Foi só no meu penúltimo ano do ensino médio que percebi que a cidade parecia segura o suficiente para eu caminhar sozinho após o anoitecer até a loja de conveniência local. As primeiras saídas foram tranquilas, sem nenhum problema.
Numa noite, porém, tomei meu caminho de sempre, que passava o máximo possível pelo bairro residencial antes de chegar perto da loja. Mal sabia eu que aquela caminhada destruiria minha sensação de segurança e tranquilidade para o resto da vida.
Saí de casa, passei pelos bairros familiares e ouvi, ao longe, um som abafado de batidas seguido por um tilintar de sino. Isso aconteceu apenas algumas vezes no caminho até a loja, então, quando comprei os biscoitos e o refrigerante, já tinha esquecido do ocorrido. Ao sair da loja, senti como se meu corpo se recusasse a deixar o conforto das luzes do estacionamento. Olhei ao redor e não vi nada fora do comum. Havia os notívagos de sempre entrando e saindo das lojas próximas enquanto eu tomava coragem para voltar para casa. De repente, ouvi um “tapa-tapa-tapa” apressado atrás de mim, acompanhado pelo mesmo tilintar de antes. Olhei novamente ao meu redor e notei que as luzes da rua estavam ficando mais fracas. Eu sabia que a cidade era econômica e meio mesquinha, mas aquilo parecia um novo recorde de descaso.

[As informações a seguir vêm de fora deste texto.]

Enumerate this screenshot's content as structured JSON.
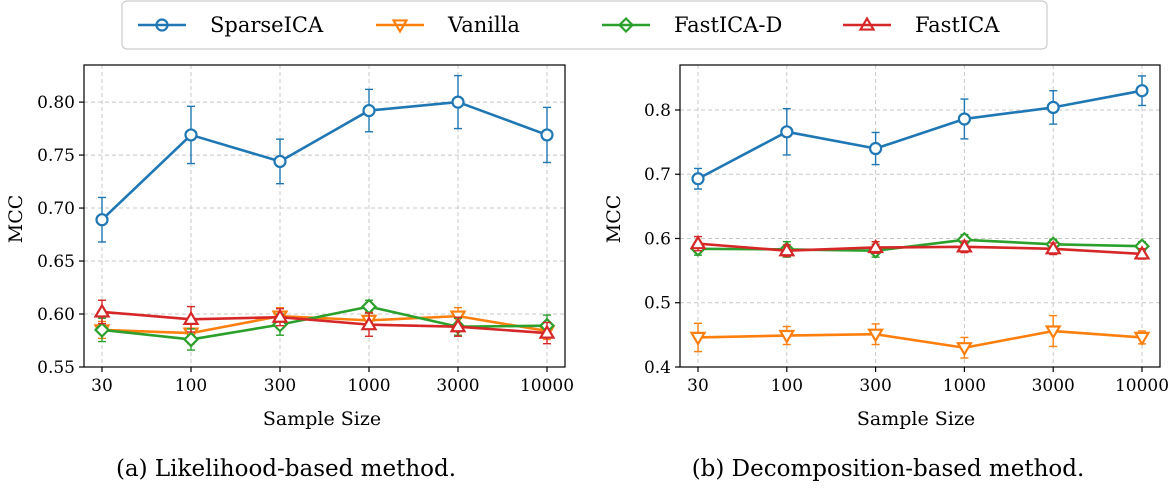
{
  "legend": {
    "entries": [
      {
        "label": "SparseICA",
        "color": "#1f77b4",
        "marker": "circle"
      },
      {
        "label": "Vanilla",
        "color": "#ff7f0e",
        "marker": "triangle-down"
      },
      {
        "label": "FastICA-D",
        "color": "#2ca02c",
        "marker": "diamond"
      },
      {
        "label": "FastICA",
        "color": "#d62728",
        "marker": "triangle-up"
      }
    ]
  },
  "chart_data": [
    {
      "type": "line",
      "caption": "(a) Likelihood-based method.",
      "xlabel": "Sample Size",
      "ylabel": "MCC",
      "categories": [
        "30",
        "100",
        "300",
        "1000",
        "3000",
        "10000"
      ],
      "ylim": [
        0.55,
        0.835
      ],
      "yticks": [
        0.55,
        0.6,
        0.65,
        0.7,
        0.75,
        0.8
      ],
      "ytick_labels": [
        "0.55",
        "0.60",
        "0.65",
        "0.70",
        "0.75",
        "0.80"
      ],
      "grid": true,
      "series": [
        {
          "name": "SparseICA",
          "values": [
            0.689,
            0.769,
            0.744,
            0.792,
            0.8,
            0.769
          ],
          "errors": [
            0.021,
            0.027,
            0.021,
            0.02,
            0.025,
            0.026
          ]
        },
        {
          "name": "Vanilla",
          "values": [
            0.585,
            0.582,
            0.598,
            0.594,
            0.598,
            0.584
          ],
          "errors": [
            0.008,
            0.01,
            0.008,
            0.008,
            0.008,
            0.008
          ]
        },
        {
          "name": "FastICA-D",
          "values": [
            0.585,
            0.576,
            0.59,
            0.607,
            0.588,
            0.589
          ],
          "errors": [
            0.011,
            0.01,
            0.01,
            0.006,
            0.008,
            0.01
          ]
        },
        {
          "name": "FastICA",
          "values": [
            0.602,
            0.595,
            0.597,
            0.59,
            0.588,
            0.582
          ],
          "errors": [
            0.011,
            0.012,
            0.008,
            0.011,
            0.009,
            0.01
          ]
        }
      ]
    },
    {
      "type": "line",
      "caption": "(b) Decomposition-based method.",
      "xlabel": "Sample Size",
      "ylabel": "MCC",
      "categories": [
        "30",
        "100",
        "300",
        "1000",
        "3000",
        "10000"
      ],
      "ylim": [
        0.4,
        0.87
      ],
      "yticks": [
        0.4,
        0.5,
        0.6,
        0.7,
        0.8
      ],
      "ytick_labels": [
        "0.4",
        "0.5",
        "0.6",
        "0.7",
        "0.8"
      ],
      "grid": true,
      "series": [
        {
          "name": "SparseICA",
          "values": [
            0.693,
            0.766,
            0.74,
            0.786,
            0.804,
            0.83
          ],
          "errors": [
            0.016,
            0.036,
            0.025,
            0.031,
            0.026,
            0.023
          ]
        },
        {
          "name": "Vanilla",
          "values": [
            0.446,
            0.449,
            0.451,
            0.43,
            0.456,
            0.446
          ],
          "errors": [
            0.022,
            0.014,
            0.016,
            0.016,
            0.024,
            0.01
          ]
        },
        {
          "name": "FastICA-D",
          "values": [
            0.584,
            0.583,
            0.581,
            0.598,
            0.591,
            0.588
          ],
          "errors": [
            0.01,
            0.012,
            0.01,
            0.008,
            0.008,
            0.007
          ]
        },
        {
          "name": "FastICA",
          "values": [
            0.592,
            0.581,
            0.586,
            0.587,
            0.584,
            0.576
          ],
          "errors": [
            0.011,
            0.009,
            0.009,
            0.009,
            0.009,
            0.008
          ]
        }
      ]
    }
  ]
}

Ao ligar a lanterna do celular, ouvi um risinho acompanhando cada um dos meus passos. Os pelos da minha nuca se arrepiaram, e minhas habilidades de corrida estavam prestes a ser testadas. Virei-me para trás e… não havia absolutamente ninguém. Não tinha uma alma viva por perto além de mim. O som de batidas e sinos continuou enquanto eu me virava e acelerava o passo. Risinhos abafados ecoavam aqui e ali, como se alguém estivesse se divertindo às custas do meu nervosismo.
Decidi que os sinos e risadas já tinham ido longe demais, e eu já estava a meio caminho de casa. Foi então que me virei e vi uma figura patética de um perseguidor, vestido com um macacão colorido quadriculado mal ajustado, com sinos presos aos calcanhares de seus sapatos.
Seu jeito de andar parecia não ser uma escolha própria; suas pernas pareciam forçadas a se manterem afastadas, com um salto forçado a cada passo, fazendo os calcanhares se chocarem e os sinos tocarem. Seu rosto estava coberto com uma tinta vermelho-escura, quase cor de ferrugem, desenhando um sorriso forçado, embora sua boca verdadeira estivesse franzida, como se confirmasse que suas ações não eram de sua vontade. Quando ele se aproximou, algo em mim gritou que aquilo era uma questão de vida ou morte, independentemente da pena que eu sentia daquele palhaço estalador de saltos.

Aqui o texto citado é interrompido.